余談だが、王太子は王太子で王直属軍の騎士服を着用している。
「……それは、女生徒であっても?」
「女生徒で爵位のある生徒は私が開校以来初めての例であるそうです。五年ほどすれば規定も変わるでしょう」
そんな理由であって、私は在学三年間、男装をする嵌めになっている。学習院の在学中は騎士服が正装なので、貴族院だろうがどこかの夜会だろうがこの格好で行かねばならないからだ。
「ドレスよりは実用的ですから、なかなか気に入っております。服飾にかける無駄な出費が減って嬉しいくらいです。殿下が気にかける必要はございません」
「それならいいんだ。それで、私の友人達を紹介させてくれる?」
「有り難き幸せに存じます」
軽い礼を取ると、王太子はこちらをじっと見守っていた……というか見張っていた取り巻き達を視線だけで呼び寄せた。流石は王太子、人を動かすのを視線だけでやってのけるとは。
「皆、紹介するね。こちらはカルディア下級伯爵。カルディア伯爵、彼等はドーヴァダイン大公家子息のグレイス上級子爵とエリック上級男爵。それから彼はローレンツォレル侯爵家のジークハルト下級男爵だよ」
「ご紹介賜りました、エリザ・カルディアと申します」
「ふーん、武勲で成り上がったと聞いたから、まるで女性のような成りと名で驚いたよ」
「そうだな。騎士服よりも余程ドレスの方がにあうんじゃないか?」
挨拶も返さずにっこりと笑いながら毒を吐いたのはグレイスとエリックである。腹違いの兄弟にも関わらず、双子のようによく似ている。肩下程まで伸ばした赤髪を後ろで一括にし、鬱金色の瞳もまるで鏡合わせのようだ。
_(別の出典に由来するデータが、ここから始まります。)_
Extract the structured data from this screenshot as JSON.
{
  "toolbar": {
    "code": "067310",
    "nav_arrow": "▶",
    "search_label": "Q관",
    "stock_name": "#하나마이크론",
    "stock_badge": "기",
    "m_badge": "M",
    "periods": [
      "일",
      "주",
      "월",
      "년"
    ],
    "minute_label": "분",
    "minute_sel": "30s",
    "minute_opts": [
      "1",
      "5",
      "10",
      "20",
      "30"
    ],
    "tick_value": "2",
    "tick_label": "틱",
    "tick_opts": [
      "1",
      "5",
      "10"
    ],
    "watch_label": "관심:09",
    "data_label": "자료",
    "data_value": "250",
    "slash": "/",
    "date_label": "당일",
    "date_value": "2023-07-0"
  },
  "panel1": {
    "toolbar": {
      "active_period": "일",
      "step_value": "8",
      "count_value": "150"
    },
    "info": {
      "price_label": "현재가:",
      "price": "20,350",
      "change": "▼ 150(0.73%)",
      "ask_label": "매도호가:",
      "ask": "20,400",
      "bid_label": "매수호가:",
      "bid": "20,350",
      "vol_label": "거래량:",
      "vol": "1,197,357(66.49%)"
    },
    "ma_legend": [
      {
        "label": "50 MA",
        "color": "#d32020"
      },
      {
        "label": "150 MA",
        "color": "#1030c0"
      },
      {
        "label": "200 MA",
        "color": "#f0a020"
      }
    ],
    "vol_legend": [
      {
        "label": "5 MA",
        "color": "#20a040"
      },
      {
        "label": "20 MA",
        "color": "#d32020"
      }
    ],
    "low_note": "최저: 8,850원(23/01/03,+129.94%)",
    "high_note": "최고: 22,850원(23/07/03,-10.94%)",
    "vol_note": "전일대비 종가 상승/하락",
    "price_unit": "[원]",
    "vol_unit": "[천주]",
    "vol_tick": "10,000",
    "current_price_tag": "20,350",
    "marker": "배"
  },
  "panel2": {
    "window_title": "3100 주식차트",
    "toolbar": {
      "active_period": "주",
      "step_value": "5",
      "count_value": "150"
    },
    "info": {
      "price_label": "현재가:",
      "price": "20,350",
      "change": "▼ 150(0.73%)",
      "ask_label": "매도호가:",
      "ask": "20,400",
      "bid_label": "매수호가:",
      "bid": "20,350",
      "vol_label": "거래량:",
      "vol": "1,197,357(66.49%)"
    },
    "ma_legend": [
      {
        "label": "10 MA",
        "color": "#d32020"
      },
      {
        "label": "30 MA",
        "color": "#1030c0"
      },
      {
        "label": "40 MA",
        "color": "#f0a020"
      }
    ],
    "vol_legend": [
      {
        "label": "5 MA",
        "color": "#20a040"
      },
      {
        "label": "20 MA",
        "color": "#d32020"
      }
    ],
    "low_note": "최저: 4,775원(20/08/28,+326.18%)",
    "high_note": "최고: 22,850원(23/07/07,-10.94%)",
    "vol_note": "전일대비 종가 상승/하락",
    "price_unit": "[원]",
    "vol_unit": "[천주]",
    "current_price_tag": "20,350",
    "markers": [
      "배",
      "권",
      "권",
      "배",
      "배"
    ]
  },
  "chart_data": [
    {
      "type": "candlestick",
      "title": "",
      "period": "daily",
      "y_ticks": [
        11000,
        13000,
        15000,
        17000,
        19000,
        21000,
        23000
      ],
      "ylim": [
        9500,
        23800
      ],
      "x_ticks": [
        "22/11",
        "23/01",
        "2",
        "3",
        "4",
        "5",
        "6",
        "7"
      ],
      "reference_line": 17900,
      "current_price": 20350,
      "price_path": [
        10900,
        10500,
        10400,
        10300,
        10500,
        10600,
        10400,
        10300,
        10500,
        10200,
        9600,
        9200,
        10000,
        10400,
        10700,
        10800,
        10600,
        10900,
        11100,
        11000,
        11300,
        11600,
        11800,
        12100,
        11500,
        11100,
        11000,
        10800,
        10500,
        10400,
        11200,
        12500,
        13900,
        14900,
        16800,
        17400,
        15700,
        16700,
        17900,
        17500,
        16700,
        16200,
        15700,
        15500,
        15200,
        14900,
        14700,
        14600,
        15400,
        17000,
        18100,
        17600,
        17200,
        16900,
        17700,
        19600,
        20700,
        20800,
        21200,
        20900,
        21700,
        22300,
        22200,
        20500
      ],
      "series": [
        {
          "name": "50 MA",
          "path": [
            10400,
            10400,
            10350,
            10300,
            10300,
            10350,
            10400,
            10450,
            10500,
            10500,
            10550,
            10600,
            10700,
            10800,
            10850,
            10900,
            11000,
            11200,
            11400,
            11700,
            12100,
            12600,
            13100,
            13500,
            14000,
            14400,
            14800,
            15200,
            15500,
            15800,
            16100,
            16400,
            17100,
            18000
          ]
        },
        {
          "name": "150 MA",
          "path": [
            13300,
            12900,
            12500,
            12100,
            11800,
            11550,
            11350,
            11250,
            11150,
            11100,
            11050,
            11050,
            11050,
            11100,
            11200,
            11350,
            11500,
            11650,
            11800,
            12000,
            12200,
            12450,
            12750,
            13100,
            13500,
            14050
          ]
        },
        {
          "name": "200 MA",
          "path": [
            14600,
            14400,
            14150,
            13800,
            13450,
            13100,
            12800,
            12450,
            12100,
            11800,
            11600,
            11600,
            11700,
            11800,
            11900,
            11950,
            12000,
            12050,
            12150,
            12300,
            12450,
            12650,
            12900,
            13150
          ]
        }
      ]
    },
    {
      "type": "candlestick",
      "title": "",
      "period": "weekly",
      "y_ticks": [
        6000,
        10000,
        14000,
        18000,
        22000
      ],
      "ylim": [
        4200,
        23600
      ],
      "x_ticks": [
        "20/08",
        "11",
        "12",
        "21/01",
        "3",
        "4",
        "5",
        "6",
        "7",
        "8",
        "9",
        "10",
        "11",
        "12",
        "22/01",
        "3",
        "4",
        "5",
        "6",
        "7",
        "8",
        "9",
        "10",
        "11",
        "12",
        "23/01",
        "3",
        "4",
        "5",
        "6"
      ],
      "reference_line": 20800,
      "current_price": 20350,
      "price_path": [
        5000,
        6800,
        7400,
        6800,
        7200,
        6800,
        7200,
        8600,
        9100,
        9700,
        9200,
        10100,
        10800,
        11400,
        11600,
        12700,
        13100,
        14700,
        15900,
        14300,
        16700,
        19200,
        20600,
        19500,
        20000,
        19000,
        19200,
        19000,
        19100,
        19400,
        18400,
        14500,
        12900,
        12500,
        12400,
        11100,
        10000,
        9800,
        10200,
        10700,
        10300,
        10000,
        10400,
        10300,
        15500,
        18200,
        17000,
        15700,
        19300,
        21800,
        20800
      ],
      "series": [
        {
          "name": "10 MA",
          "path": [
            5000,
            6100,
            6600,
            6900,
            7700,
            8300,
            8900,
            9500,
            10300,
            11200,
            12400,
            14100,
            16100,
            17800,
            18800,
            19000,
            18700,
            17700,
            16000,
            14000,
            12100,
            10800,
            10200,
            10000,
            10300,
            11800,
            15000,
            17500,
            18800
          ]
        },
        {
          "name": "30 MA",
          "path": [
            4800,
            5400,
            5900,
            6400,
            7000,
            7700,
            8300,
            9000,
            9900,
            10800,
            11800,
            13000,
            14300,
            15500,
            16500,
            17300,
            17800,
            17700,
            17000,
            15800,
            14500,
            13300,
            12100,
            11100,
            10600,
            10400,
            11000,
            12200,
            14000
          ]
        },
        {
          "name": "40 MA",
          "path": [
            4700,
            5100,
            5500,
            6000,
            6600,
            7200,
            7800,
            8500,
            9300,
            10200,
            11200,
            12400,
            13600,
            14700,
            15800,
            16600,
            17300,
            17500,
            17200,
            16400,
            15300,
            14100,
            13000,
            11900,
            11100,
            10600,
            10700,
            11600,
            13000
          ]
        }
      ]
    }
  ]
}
そんなことより、私の名前は貴族の子女の中でも有名だが、肝心の私についての情報は殆ど出回っていないようだ。親との交流の無い貴族子息らしいといえばらしいか。
それに、ここで面と向かって私をコケにしようとは、どうにも頭は軽いらしい。ゲームでは優秀だという設定だったと思ったが。
「私も、ドーヴァダイン家は文官の志向だったとは知らなかったよ」
まさか私一人で敵軍に突っ込んで将を討ち取ったと考えていたのかと言葉裏で揶揄すれば、グレイスとエリックは顔を見合わせてもう一度私を見た。
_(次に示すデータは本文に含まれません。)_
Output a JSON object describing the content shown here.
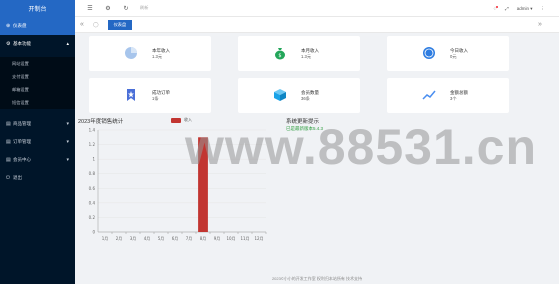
{
  "brand": "开制台",
  "sidebar": {
    "items": [
      {
        "label": "仪表盘",
        "active": true,
        "chevron": ""
      },
      {
        "label": "基本功能",
        "active": false,
        "chevron": "▴"
      },
      {
        "label": "商品管理",
        "active": false,
        "chevron": "▾"
      },
      {
        "label": "订单管理",
        "active": false,
        "chevron": "▾"
      },
      {
        "label": "会员中心",
        "active": false,
        "chevron": "▾"
      },
      {
        "label": "退出",
        "active": false,
        "chevron": ""
      }
    ],
    "subitems": [
      "网站设置",
      "支付设置",
      "邮箱设置",
      "短信设置"
    ]
  },
  "topbar": {
    "search_text": "刷新",
    "username": "admin",
    "user_chevron": "▾"
  },
  "tabs": [
    {
      "label": "仪表盘"
    }
  ],
  "cards": [
    {
      "label": "本年收入",
      "value": "1.3元",
      "icon": "pie-chart-icon",
      "color": "#a7c5ec"
    },
    {
      "label": "本月收入",
      "value": "1.3元",
      "icon": "money-bag-icon",
      "color": "#23a65a"
    },
    {
      "label": "今日收入",
      "value": "0元",
      "icon": "coin-icon",
      "color": "#2f7de1"
    },
    {
      "label": "成功订单",
      "value": "1条",
      "icon": "bookmark-icon",
      "color": "#4a6fd8"
    },
    {
      "label": "会员数量",
      "value": "36条",
      "icon": "cube-icon",
      "color": "#1aa3e8"
    },
    {
      "label": "金额总额",
      "value": "3个",
      "icon": "trend-icon",
      "color": "#4a8ef0"
    }
  ],
  "chart": {
    "title": "2023年度销售统计",
    "notice_title": "系统更新提示",
    "notice_item": "已是最新版本5.4.3",
    "footer": "2023©小小的开发工作室 权利归本站所有 技术支持",
    "watermark": "www.88531.cn"
  },
  "chart_data": {
    "type": "bar",
    "categories": [
      "1月",
      "2月",
      "3月",
      "4月",
      "5月",
      "6月",
      "7月",
      "8月",
      "9月",
      "10月",
      "11月",
      "12月"
    ],
    "series": [
      {
        "name": "收入",
        "values": [
          0,
          0,
          0,
          0,
          0,
          0,
          0,
          1.3,
          0,
          0,
          0,
          0
        ],
        "color": "#c23531"
      }
    ],
    "yticks": [
      "0",
      "0.2",
      "0.4",
      "0.6",
      "0.8",
      "1",
      "1.2",
      "1.4"
    ],
    "ylim": [
      0,
      1.4
    ]
  }
}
「へえ、頭は回るんだ。見た目にそぐわず脳筋かと思っていた」
「やめろ、グレイス。アルフレッドの顔にそれ以上泥を塗る真似をするな」
幼稚な切り返しを行ったグレイスに鋭い制止の声を上げたのは残る一人、ジークハルトである。短く切り揃えた黒髪に、翡翠の瞳は狼のように野性味を帯びて鋭い。四人の中で最も背が高く、身体付きもしなやかだった。
「申し訳ない、伯爵」
「構わない。どうせ三年すれば私は領地に戻るのだし、中央の貴族の子息が在学中に少しぐらい浮かれていても誰も咎めはしない。」
ふ、余裕を込めてと笑うと大公家の二人は顔を赤くして逆上したが、二人が何か言い出す前に王太子が一つ手を打った。
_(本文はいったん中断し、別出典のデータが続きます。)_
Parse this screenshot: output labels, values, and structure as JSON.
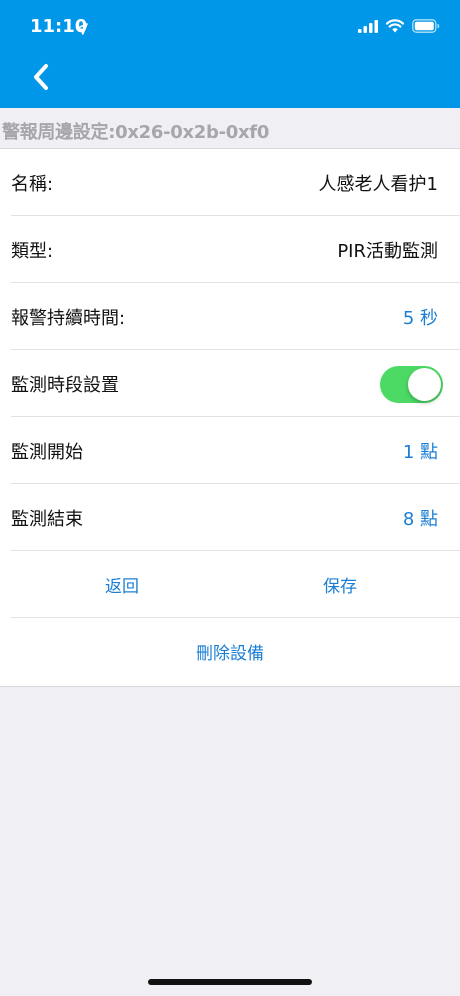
{
  "status_bar": {
    "time": "11:10"
  },
  "header": {
    "back_icon": "chevron-left-icon"
  },
  "section": {
    "title": "警報周邊設定:0x26-0x2b-0xf0"
  },
  "fields": [
    {
      "label": "名稱:",
      "value": "人感老人看护1"
    },
    {
      "label": "類型:",
      "value": "PIR活動監測"
    },
    {
      "label": "報警持續時間:",
      "value": "5 秒"
    },
    {
      "label": "監測時段設置",
      "toggle_on": true
    },
    {
      "label": "監測開始",
      "value": "1 點"
    },
    {
      "label": "監測結束",
      "value": "8 點"
    }
  ],
  "actions": {
    "back_label": "返回",
    "save_label": "保存",
    "delete_label": "刪除設備"
  },
  "colors": {
    "header_bg": "#0097e9",
    "accent_blue": "#1a7fd4",
    "toggle_on": "#4cd964",
    "page_bg": "#efeff4"
  }
}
「『仲良く』なれたみたいで良かった。これから宜しくね、エリザ」
にこやかに笑う王太子が一番食えない。言外に仲良くしろと命令しているあたりが特に。
「殿下、私の名前はエリック殿と似ておりますから、カルディアと呼んでいただければと思います」
「なんだよ、やっぱり女みたいな名前を気にしているのか──痛っ!」
懲りずに揶揄るエリックに、無言でジークハルトが拳骨を落とした。見なかったことにして王太子に視線を戻すと、『友人』の無礼の為にか彼は渋々頷いた。